In recent years, a social media platform’s algorithm has been cited as the cause of all manner of problem. This opinion is usually held by content creators or users on such platforms, with the companies behind the algorithm often failing to provide public insight into how it works.
Twitter could be changing that as far as its own algorithm is concerned, which we have criticised on more than one occasion for creating an echo chamber in terms of the content you’re served up or interact with.
This change comes in the form of the newly announced Responsible Machine Learning Initiative.
The initiative will see Twitter enlist the help of data scientists and engineers from across the United States to investigate any potential “unintentional harms” that the platform’s algorithm may result in.
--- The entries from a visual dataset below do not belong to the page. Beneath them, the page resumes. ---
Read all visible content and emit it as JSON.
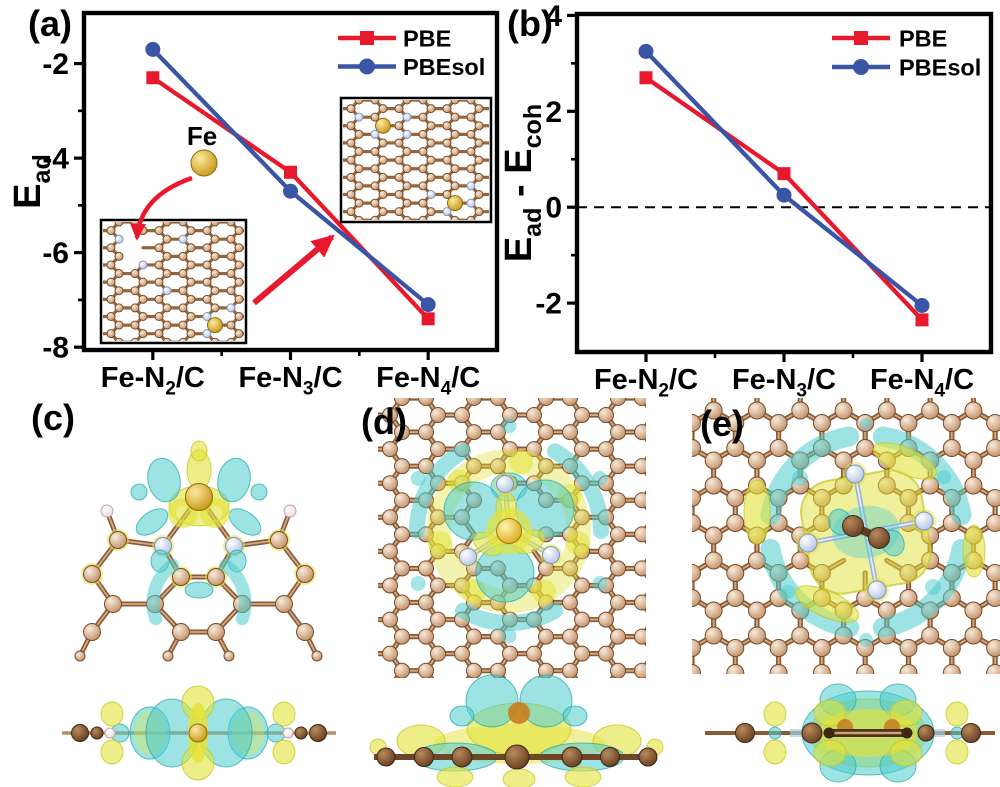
{
  "panels": {
    "a": "(a)",
    "b": "(b)",
    "c": "(c)",
    "d": "(d)",
    "e": "(e)"
  },
  "colors": {
    "pbe_red": "#e8192d",
    "pbesol_blue": "#3a55a5",
    "axis_black": "#000000",
    "iso_yellow": "#e2e23a",
    "iso_cyan": "#4ecccc",
    "carbon_brown": "#9a6a42",
    "nitrogen_blue": "#b5c6e4",
    "iron_gold": "#d09a12",
    "hydrogen_white": "#f3e3e8"
  },
  "chart_data": [
    {
      "id": "a",
      "type": "line",
      "title": "",
      "xlabel": "",
      "ylabel": "E_ad",
      "ylabel_parts": [
        {
          "t": "E"
        },
        {
          "t": "ad",
          "sub": true
        }
      ],
      "categories": [
        "Fe-N2/C",
        "Fe-N3/C",
        "Fe-N4/C"
      ],
      "categories_parts": [
        [
          {
            "t": "Fe-N"
          },
          {
            "t": "2",
            "sub": true
          },
          {
            "t": "/C"
          }
        ],
        [
          {
            "t": "Fe-N"
          },
          {
            "t": "3",
            "sub": true
          },
          {
            "t": "/C"
          }
        ],
        [
          {
            "t": "Fe-N"
          },
          {
            "t": "4",
            "sub": true
          },
          {
            "t": "/C"
          }
        ]
      ],
      "ylim": [
        -8.06,
        -0.93
      ],
      "yticks": [
        -2,
        -4,
        -6,
        -8
      ],
      "yticks_minor": [
        -3,
        -5,
        -7
      ],
      "grid": false,
      "legend_position": "top-right",
      "series": [
        {
          "name": "PBE",
          "color": "#e8192d",
          "marker": "square",
          "values": [
            -2.3,
            -4.3,
            -7.4
          ]
        },
        {
          "name": "PBEsol",
          "color": "#3a55a5",
          "marker": "circle",
          "values": [
            -1.7,
            -4.7,
            -7.1
          ]
        }
      ],
      "annotations": {
        "fe_label": "Fe"
      }
    },
    {
      "id": "b",
      "type": "line",
      "title": "",
      "xlabel": "",
      "ylabel": "E_ad - E_coh",
      "ylabel_parts": [
        {
          "t": "E"
        },
        {
          "t": "ad",
          "sub": true
        },
        {
          "t": " - E"
        },
        {
          "t": "coh",
          "sub": true
        }
      ],
      "categories": [
        "Fe-N2/C",
        "Fe-N3/C",
        "Fe-N4/C"
      ],
      "categories_parts": [
        [
          {
            "t": "Fe-N"
          },
          {
            "t": "2",
            "sub": true
          },
          {
            "t": "/C"
          }
        ],
        [
          {
            "t": "Fe-N"
          },
          {
            "t": "3",
            "sub": true
          },
          {
            "t": "/C"
          }
        ],
        [
          {
            "t": "Fe-N"
          },
          {
            "t": "4",
            "sub": true
          },
          {
            "t": "/C"
          }
        ]
      ],
      "ylim": [
        -3.02,
        4.03
      ],
      "yticks": [
        4,
        2,
        0,
        -2
      ],
      "yticks_minor": [
        3,
        1,
        -1
      ],
      "zero_line": true,
      "grid": false,
      "legend_position": "top-right",
      "series": [
        {
          "name": "PBE",
          "color": "#e8192d",
          "marker": "square",
          "values": [
            2.7,
            0.7,
            -2.35
          ]
        },
        {
          "name": "PBEsol",
          "color": "#3a55a5",
          "marker": "circle",
          "values": [
            3.25,
            0.25,
            -2.05
          ]
        }
      ]
    }
  ]
}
“When Twitter uses ML, it can impact hundreds of millions of Tweets per day and sometimes, the way a system was designed to help could start to behave differently than was intended. These subtle shifts can then start to impact the people using Twitter and we want to make sure we’re studying those changes and using them to build a better product,” explains the company in a blog post regarding the announcement.
“Leading this work is our ML Ethics, Transparency and Accountability (META) team: a dedicated group of engineers, researchers, and data scientists collaborating across the company to assess downstream or current unintentional harms in the algorithms we use and to help Twitter prioritise which issues to tackle first,” it adds.
Twitter will also be sharing its findings, particularly when it comes to what it unearths with regard to any bias within algorithm. To that end, the company says it will be publishing insights into the following areas in coming months:
- “A gender and racial bias analysis of our image cropping (saliency) algorithm
- A fairness assessment of our Home timeline recommendations across racial subgroups
- An analysis of content recommendations for different political ideologies across seven countries.”
While it is encouraging to see Twitter take bias within its platform seriously, it is not the first company to do so. As such it will be interesting to see whether the findings of the study result in actual refinements to the algorithm and tangible improvements to how the platform itself works.